Un an de plus pour le plafonnement des hausses à Paris
Le gouvernement a décidé de reconduire, pour douze mois, le dispositif qui limite les hausses de loyer lors d'une relocation ou d'un renouvellement de bail à Paris. Le texte en cause, le décret n°2026-644, a été publié au Journal officiel le 22 juillet 2026 et fixe la durée d'application jusqu'au 31 juillet 2027.
Quel périmètre ?
Le dispositif s'appuie sur l'article 18 de la loi du 6 juillet 1989 concernant les rapports locatifs. Il concerne les logements loués nus ou meublés à usage de résidence principale situés dans les zones où l'offre est nettement inférieure à la demande — les fameuses « zones tendues ». Paris est explicitement concernée par cette reconduction.

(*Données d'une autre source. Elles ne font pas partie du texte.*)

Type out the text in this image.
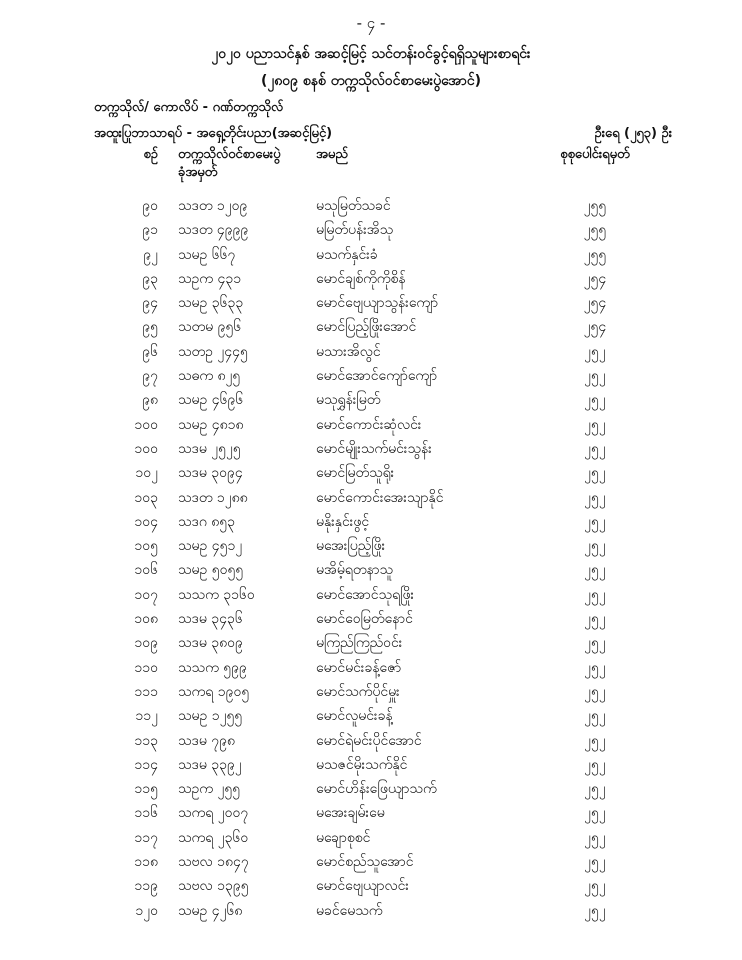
- ၄ -
၂၀၂၀ ပညာသင်နှစ် အဆင့်မြင့် သင်တန်းဝင်ခွင့်ရရှိသူများစာရင်း
(၂၈၀၉ စနစ် တက္ကသိုလ်ဝင်စာမေးပွဲအောင်)
တက္ကသိုလ်/ ကောလိပ် - ဂဏ်တက္ကသိုလ်
အထူးပြုဘာသာရပ် - အရှေ့တိုင်းပညာ(အဆင့်မြင့်)	ဦးရေ (၂၅၃) ဦး
စဉ် တက္ကသိုလ်ဝင်စာမေးပွဲ	အမည်	စုစုပေါင်းရမှတ်
ခုံအမှတ်
၉၀ သဒတ ၁၂၀၉	မသုမြတ်သခင်	၂၅၅
၉၁ သဒတ ၄၉၉၉	မမြတ်ပန်းအိသု	၂၅၅
၉၂ သမဥ ၆၆၇	မသက်နှင်းခံ	၂၅၅
၉၃ သဥက ၄၃၁	မောင်ချစ်ကိုကိုစိန်	၂၅၄
၉၄ သမဥ ၃၆၃၃	မောင်ဗျေယျာသွန်းကျော်	၂၅၄
၉၅ သတမ ၉၅၆	မောင်ပြည့်ဖြိုးအောင်	၂၅၄
၉၆ သတဥ ၂၄၄၅	မသားအိလွင်	၂၅၂
၉၇ သဓက ၈၂၅	မောင်အောင်ကျော်ကျော်	၂၅၂
၉၈ သမဥ ၄၆၉၆	မသုရွှန်းမြတ်	၂၅၂
၁၀၀ သမဥ ၄၈၁၈	မောင်ကောင်းဆုံလင်း	၂၅၂
၁၀၀ သဒမ ၂၅၂၅	မောင်မျိုးသက်မင်းသွန်း	၂၅၂
၁၀၂ သဒမ ၃၀၉၄	မောင်မြတ်သူရိုး	၂၅၂
၁၀၃ သဒတ ၁၂၈၈	မောင်ကောင်းအေးသျာနိုင်	၂၅၂
၁၀၄ သဒဂ ၈၅၃	မနိုးနှင်းဖွင့်	၂၅၂
၁၀၅ သမဥ ၄၅၁၂	မအေးပြည့်ဖြိုး	၂၅၂
၁၀၆ သမဥ ၅၀၅၅	မအိမ့်ရတနာသူ	၂၅၂
၁၀၇ သသက ၃၁၆၀	မောင်အောင်သုရဖြိုး	၂၅၂
၁၀၈ သဒမ ၃၄၃၆	မောင်ဝေမြတ်နောင်	၂၅၂
၁၀၉ သဒမ ၃၈၀၉	မကြည်ကြည်ဝင်း	၂၅၂
၁၁၀ သသက ၅၉၉	မောင်မင်းခန့်ဇော်	၂၅၂
၁၁၁ သကရ ၁၉၀၅	မောင်သက်ပိုင်မှူး	၂၅၂
၁၁၂ သမဥ ၁၂၅၅	မောင်လူမင်းခန့်	၂၅၂
၁၁၃ သဒမ ၇၉၈	မောင်ရဲမင်းပိုင်အောင်	၂၅၂
၁၁၄ သဒမ ၃၃၉၂	မသဇင်မိုးသက်နိုင်	၂၅၂
၁၁၅ သဥက ၂၅၅	မောင်ဟိန်းဖြေယျာသက်	၂၅၂
၁၁၆ သကရ ၂၀၀၇	မအေးချမ်းမေ	၂၅၂
၁၁၇ သကရ ၂၃၆၀	မချောစုစင်	၂၅၂
၁၁၈ သဗလ ၁၈၄၇	မောင်စည်သူအောင်	၂၅၂
၁၁၉ သဗလ ၁၃၉၅	မောင်ဗျေယျာလင်း	၂၅၂
၁၂၀ သမဥ ၄၂၆၈	မခင်မေသက်	၂၅၂
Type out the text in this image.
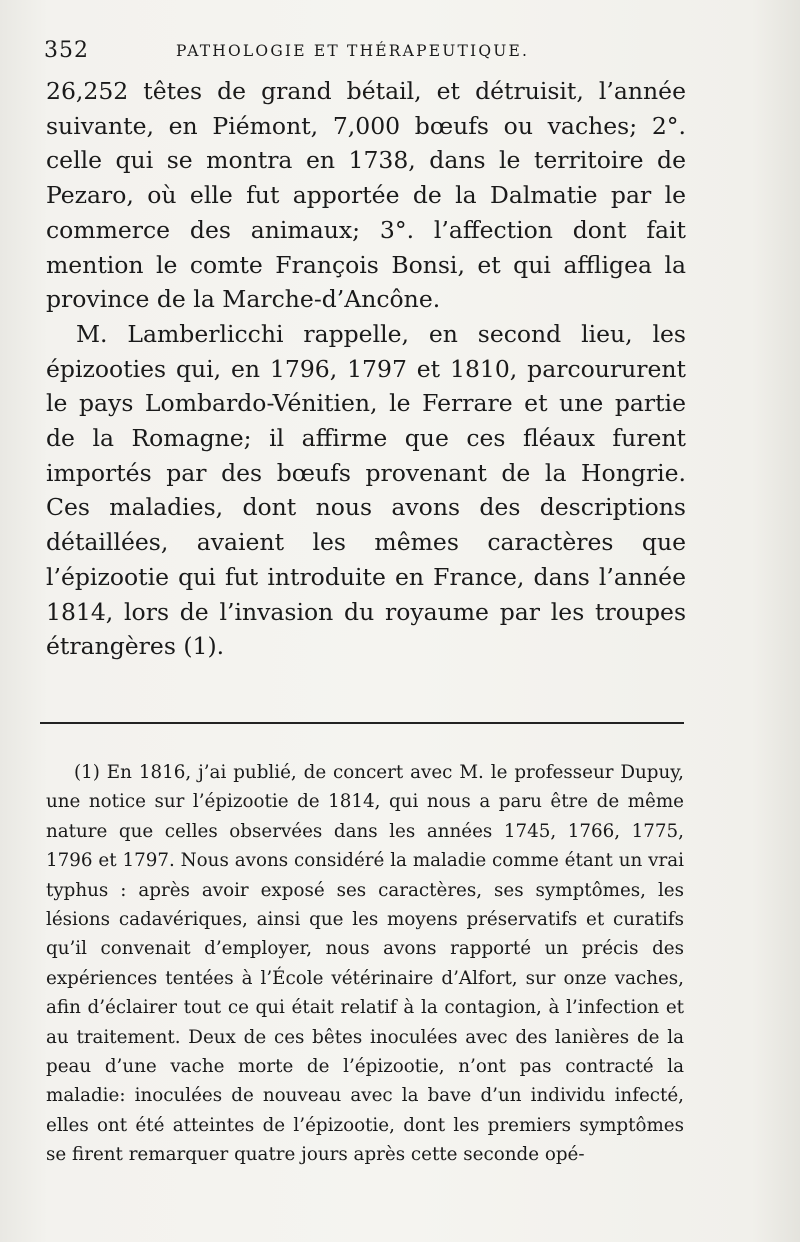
352	PATHOLOGIE ET THÉRAPEUTIQUE.

26,252 têtes de grand bétail, et détruisit, l’année suivante, en Piémont, 7,000 bœufs ou vaches; 2°. celle qui se montra en 1738, dans le territoire de Pezaro, où elle fut apportée de la Dalmatie par le commerce des animaux; 3°. l’affection dont fait mention le comte François Bonsi, et qui affligea la province de la Marche-d’Ancône.

M. Lamberlicchi rappelle, en second lieu, les épizooties qui, en 1796, 1797 et 1810, parcoururent le pays Lombardo-Vénitien, le Ferrare et une partie de la Romagne; il affirme que ces fléaux furent importés par des bœufs provenant de la Hongrie. Ces maladies, dont nous avons des descriptions détaillées, avaient les mêmes caractères que l’épizootie qui fut introduite en France, dans l’année 1814, lors de l’invasion du royaume par les troupes étrangères (1).

(1) En 1816, j’ai publié, de concert avec M. le professeur Dupuy, une notice sur l’épizootie de 1814, qui nous a paru être de même nature que celles observées dans les années 1745, 1766, 1775, 1796 et 1797. Nous avons considéré la maladie comme étant un vrai typhus : après avoir exposé ses caractères, ses symptômes, les lésions cadavériques, ainsi que les moyens préservatifs et curatifs qu’il convenait d’employer, nous avons rapporté un précis des expériences tentées à l’École vétérinaire d’Alfort, sur onze vaches, afin d’éclairer tout ce qui était relatif à la contagion, à l’infection et au traitement. Deux de ces bêtes inoculées avec des lanières de la peau d’une vache morte de l’épizootie, n’ont pas contracté la maladie: inoculées de nouveau avec la bave d’un individu infecté, elles ont été atteintes de l’épizootie, dont les premiers symptômes se firent remarquer quatre jours après cette seconde opé-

Ce que le propriétaire peut (ou ne peut pas) faire
Concrètement, lorsque le logement fait l'objet d'une relocation après le départ d'un locataire, le nouveau loyer ne peut en principe pas dépasser le dernier loyer appliqué au précédent occupant. La même règle s'applique au moment du renouvellement du bail. Autrement dit, il n'est pas possible pour un bailleur d'augmenter librement le montant demandé entre deux locataires ou au moment de la signature d'un nouveau contrat, sauf cas dérogatoires.

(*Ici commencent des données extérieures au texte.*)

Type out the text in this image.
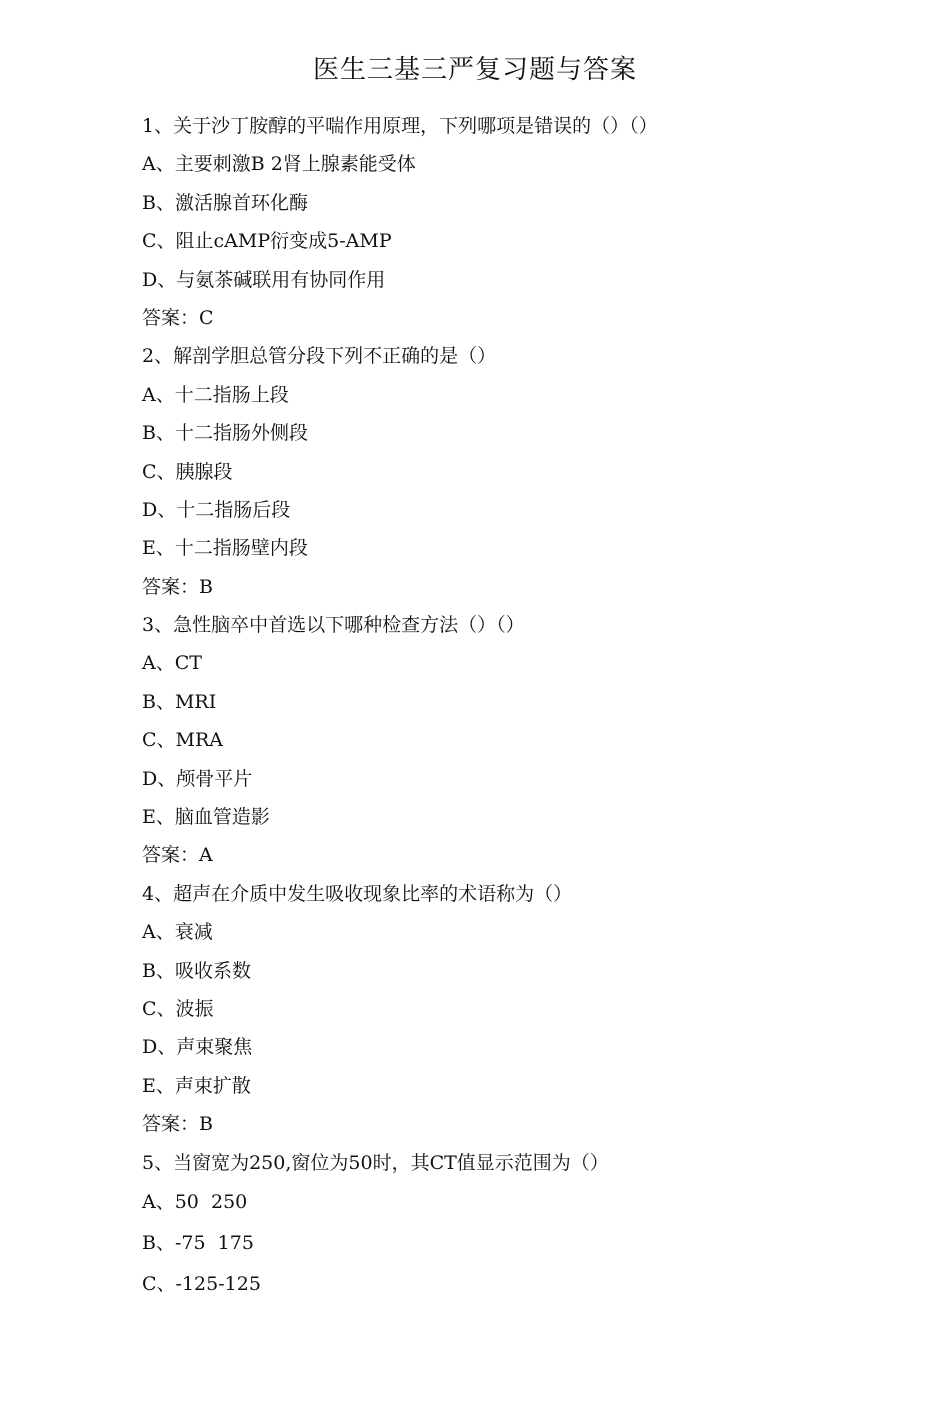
医生三基三严复习题与答案
1、关于沙丁胺醇的平喘作用原理，下列哪项是错误的（）（）
A、主要刺激Β 2肾上腺素能受体
B、激活腺首环化酶
C、阻止cAMP衍变成5-AMP
D、与氨茶碱联用有协同作用
答案：C
2、解剖学胆总管分段下列不正确的是（）
A、十二指肠上段
B、十二指肠外侧段
C、胰腺段
D、十二指肠后段
E、十二指肠壁内段
答案：B
3、急性脑卒中首选以下哪种检查方法（）（）
A、CT
B、MRI
C、MRA
D、颅骨平片
E、脑血管造影
答案：A
4、超声在介质中发生吸收现象比率的术语称为（）
A、衰减
B、吸收系数
C、波振
D、声束聚焦
E、声束扩散
答案：B
5、当窗宽为250,窗位为50时，其CT值显示范围为（）
A、50  250
B、-75  175
C、-125-125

- Exceptions prévues : travaux (dans certaines conditions), lorsqu'un loyer est manifestement sous-évalué, ou si le logement est resté inoccupé plus de 18 mois.

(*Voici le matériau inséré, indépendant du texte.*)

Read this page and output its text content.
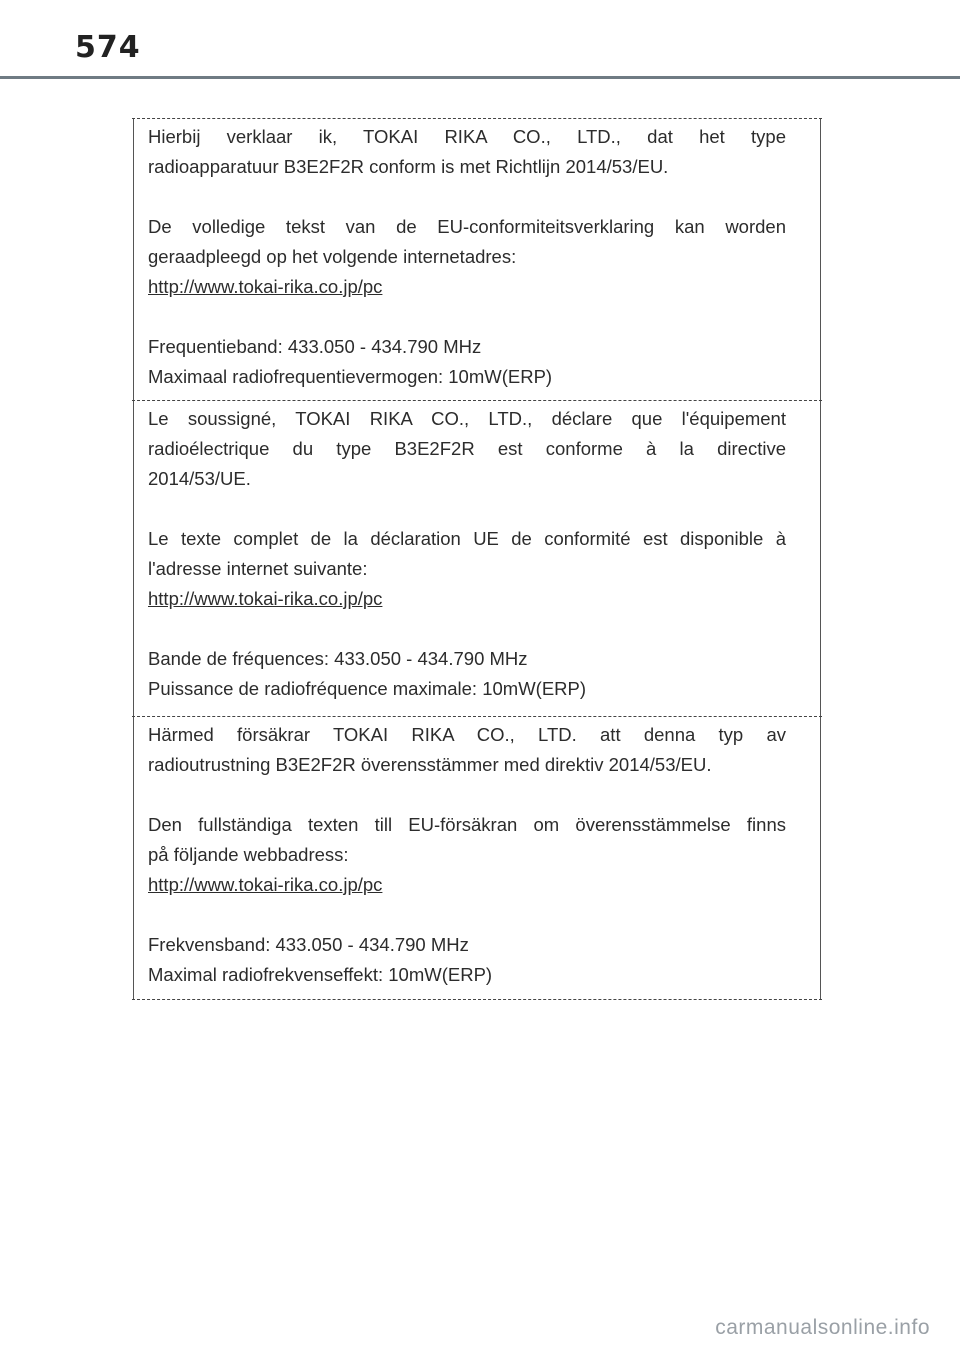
574

Hierbij verklaar ik, TOKAI RIKA CO., LTD., dat het type

radioapparatuur B3E2F2R conform is met Richtlijn 2014/53/EU.

De volledige tekst van de EU-conformiteitsverklaring kan worden

geraadpleegd op het volgende internetadres:

http://www.tokai-rika.co.jp/pc

Frequentieband: 433.050 - 434.790 MHz

Maximaal radiofrequentievermogen: 10mW(ERP)

Le soussigné, TOKAI RIKA CO., LTD., déclare que l'équipement

radioélectrique du type B3E2F2R est conforme à la directive

2014/53/UE.

Le texte complet de la déclaration UE de conformité est disponible à

l'adresse internet suivante:

http://www.tokai-rika.co.jp/pc

Bande de fréquences: 433.050 - 434.790 MHz

Puissance de radiofréquence maximale: 10mW(ERP)

Härmed försäkrar TOKAI RIKA CO., LTD. att denna typ av

radioutrustning B3E2F2R överensstämmer med direktiv 2014/53/EU.

Den fullständiga texten till EU-försäkran om överensstämmelse finns

på följande webbadress:

http://www.tokai-rika.co.jp/pc

Frekvensband: 433.050 - 434.790 MHz

Maximal radiofrekvenseffekt: 10mW(ERP)

carmanualsonline.info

- Pas de nouveauté réglementaire : le décret reconduit le mécanisme existant, il n'introduit pas de nouvelles règles pour propriétaires ou locataires.
- Deux garde-fous à respecter : outre ce plafond à la relocation/renouvellement, existe toujours l'encadrement distinct fondé sur les loyers de référence arrêtés par la préfecture qui fixe un loyer de base et un plafond (loyer de référence majoré), hors éventuel complément de loyer.
Pourquoi cela compte — effets concrets
Pour un locataire, la prolongation du dispositif signifie une stabilité relative lors d'un changement d'occupant : pas d'augmentation automatique du loyer à l'arrivée d'un nouveau locataire ou au renouvellement. Pour un propriétaire, cela limite la capacité d'ajuster rapidement la rentabilité d'un logement sur un marché tendu. Sur le plan pratique, la mesure influe sur le calcul des mensualités pour de nombreux ménages parisiens et sur les arbitrages d'investisseurs immobiliers qui doivent intégrer cette contrainte dans la projection de leurs revenus locatifs.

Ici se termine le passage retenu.